Em nenhuma outra época da humanidade houve um fluxo tão grande e tão intenso de produção artística e de surgimento de gênios quanto o período conhecido como Renascença, que teve na pequena Florença o seu epicentro.

O que explica o desencadeamento de um potencial criativo praticamente infinito que, mesmo séculos mais tarde, ainda não fomos capazes de reproduzir ou muito menos superar? Quais os métodos adotados pelos mestres renascentistas em seus processos criativos e no desenvolvimento de suas habilidades? E o melhor: o que isso tem a ver com Administração? Em 1997, David Banks, estatístico da Universidade Carnegie Mellon, escreveu um breve artigo intitulado The problem of excess genius (O problema do excesso de genialidade). Banks observou que os gênios não se distribuem uniformemente no tempo e no espaço.

A história da humanidade está marcada justamente pela concentração de gênios em determinados períodos e localidades especiais: Atenas, entre 440 e 380 a.C., Florença, de 1440 a 1490, e Londres, entre 1570 e 1640, sendo o período florentino o mais produtivo – e o mais intrigante. Daniel Coyle resgata essa questão no brilhante livro O Código do Talento, e elenca as razões normalmente utilizadas para explicar como uma cidade com menos de 50 mil habitantes (algo como Campos do Jordão dos dias de hoje) conseguiu, em apenas meio século, fazer surgir dezenas de gênios: prosperidade, paz, liberdade, mobilidade social, paradigma cultural.

Apesar de plausíveis, é difícil acreditar que apenas a convergência desses fatores justifique o sucesso renascentista. Inclusive, vários desses pontos são desmentidos pelos registros históricos, o que ainda nos deixa sem resposta. Escreve o autor: “A Florença quatrocentista não era excepcionalmente próspera, nem pacífica, tampouco oferecia mais liberdade que outros lugares”. Pronto para desvendar o mistério? O boom artístico florentino se explica por uma poderosa invenção social: as guildas. Talvez você não se recorde muito bem de suas aulas de história do colégio, por isso vou explicar. Guildas eram associações de artistas (tecelões, pintores, ourives, artesãos, entre outros), que se organizavam para regular a concorrência e controlar a qualidade de suas produções. Verdadeiras empresas, essas organizações contavam com uma administração, taxas e regras bem estabelecidas sobre quem poderia exercer determinado ofício.

Os cursos de Administração devem ser as guildas dos futuros administradores, um ambiente de treinamento profundo, onde não apenas a teoria faz parte da formação"

A razão de seu sucesso era um sistema de formação de aprendizes.

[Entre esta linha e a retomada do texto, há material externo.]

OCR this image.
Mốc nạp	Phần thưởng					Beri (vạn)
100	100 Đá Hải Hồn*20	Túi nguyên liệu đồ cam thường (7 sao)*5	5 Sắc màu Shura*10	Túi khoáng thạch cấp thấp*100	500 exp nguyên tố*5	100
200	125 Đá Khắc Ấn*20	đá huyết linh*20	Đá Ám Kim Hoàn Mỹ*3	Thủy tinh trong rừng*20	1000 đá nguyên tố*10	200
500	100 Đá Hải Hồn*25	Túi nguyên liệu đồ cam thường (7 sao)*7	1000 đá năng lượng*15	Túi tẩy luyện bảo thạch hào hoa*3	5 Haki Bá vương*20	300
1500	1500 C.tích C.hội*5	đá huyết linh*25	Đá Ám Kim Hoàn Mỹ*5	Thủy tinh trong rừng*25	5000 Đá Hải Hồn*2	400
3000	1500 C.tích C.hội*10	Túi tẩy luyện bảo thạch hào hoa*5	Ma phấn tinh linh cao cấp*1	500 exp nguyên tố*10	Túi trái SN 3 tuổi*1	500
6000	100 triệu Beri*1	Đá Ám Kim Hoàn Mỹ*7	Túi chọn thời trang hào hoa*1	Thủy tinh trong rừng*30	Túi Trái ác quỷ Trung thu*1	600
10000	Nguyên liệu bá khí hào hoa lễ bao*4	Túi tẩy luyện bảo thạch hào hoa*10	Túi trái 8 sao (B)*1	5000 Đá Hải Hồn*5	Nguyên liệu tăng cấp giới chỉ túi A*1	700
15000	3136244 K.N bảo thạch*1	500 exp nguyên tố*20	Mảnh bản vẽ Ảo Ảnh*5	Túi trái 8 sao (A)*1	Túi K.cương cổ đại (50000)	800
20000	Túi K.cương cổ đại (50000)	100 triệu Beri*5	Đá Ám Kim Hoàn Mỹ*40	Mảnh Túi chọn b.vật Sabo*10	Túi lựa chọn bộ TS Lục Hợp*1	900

Meninos por volta dos sete anos de idade passavam a morar com os seus mestres por períodos de cinco ou dez anos. Uma verdadeira estufa de treinamento profundo. Todos os gênios renascentistas tiveram seus mestres. Leonardo da Vinci foi discípulo de Andrea Verrocchio, Verrocchio estudou sob a supervisão de Donatello (não, não é a Tartaruga Ninja), Donatello sob a de Ghiberti, e assim por diante. Por milhares de horas, esses aprendizes aprendiam o ofício por completo, na prática, da mistura de tintas e preparo das telas à execução de verdadeiras obras-primas, um sistema calcado na produção sistemática de excelência.

Coyle compara essa experiência à de um estagiário de 12 anos de idade que passasse uma década sob a supervisão de Steven Spielberg – “o fato de esse estagiário um dia virar um grande diretor de cinema não seria nenhuma surpresa, mas algo quase inevitável”. Beleza, você pode computar o talento singular de um Da Vinci a alguma bênção divina – ou, como sugere um famoso programa do History Chanel, à influência de extraterrestres. O cara era realmente excepcional. Mas teria o jovem Leonardo despertado a sua genialidade caso não tivesse a oportunidade de ter sido aprendiz de Verrocchio, outro gênio (porém, não tão famoso)? E, se houvesse nascido em nosso tempo, teria o potencial único de Da Vinci sobrevivido ao nosso sistema educacional, à rotina estressante e banal imposta pelos pais de hoje, aos valores de nossa sociedade, às mensagens do Whatsapp e à frivolidade do Facebook? Tenho minhas dúvidas.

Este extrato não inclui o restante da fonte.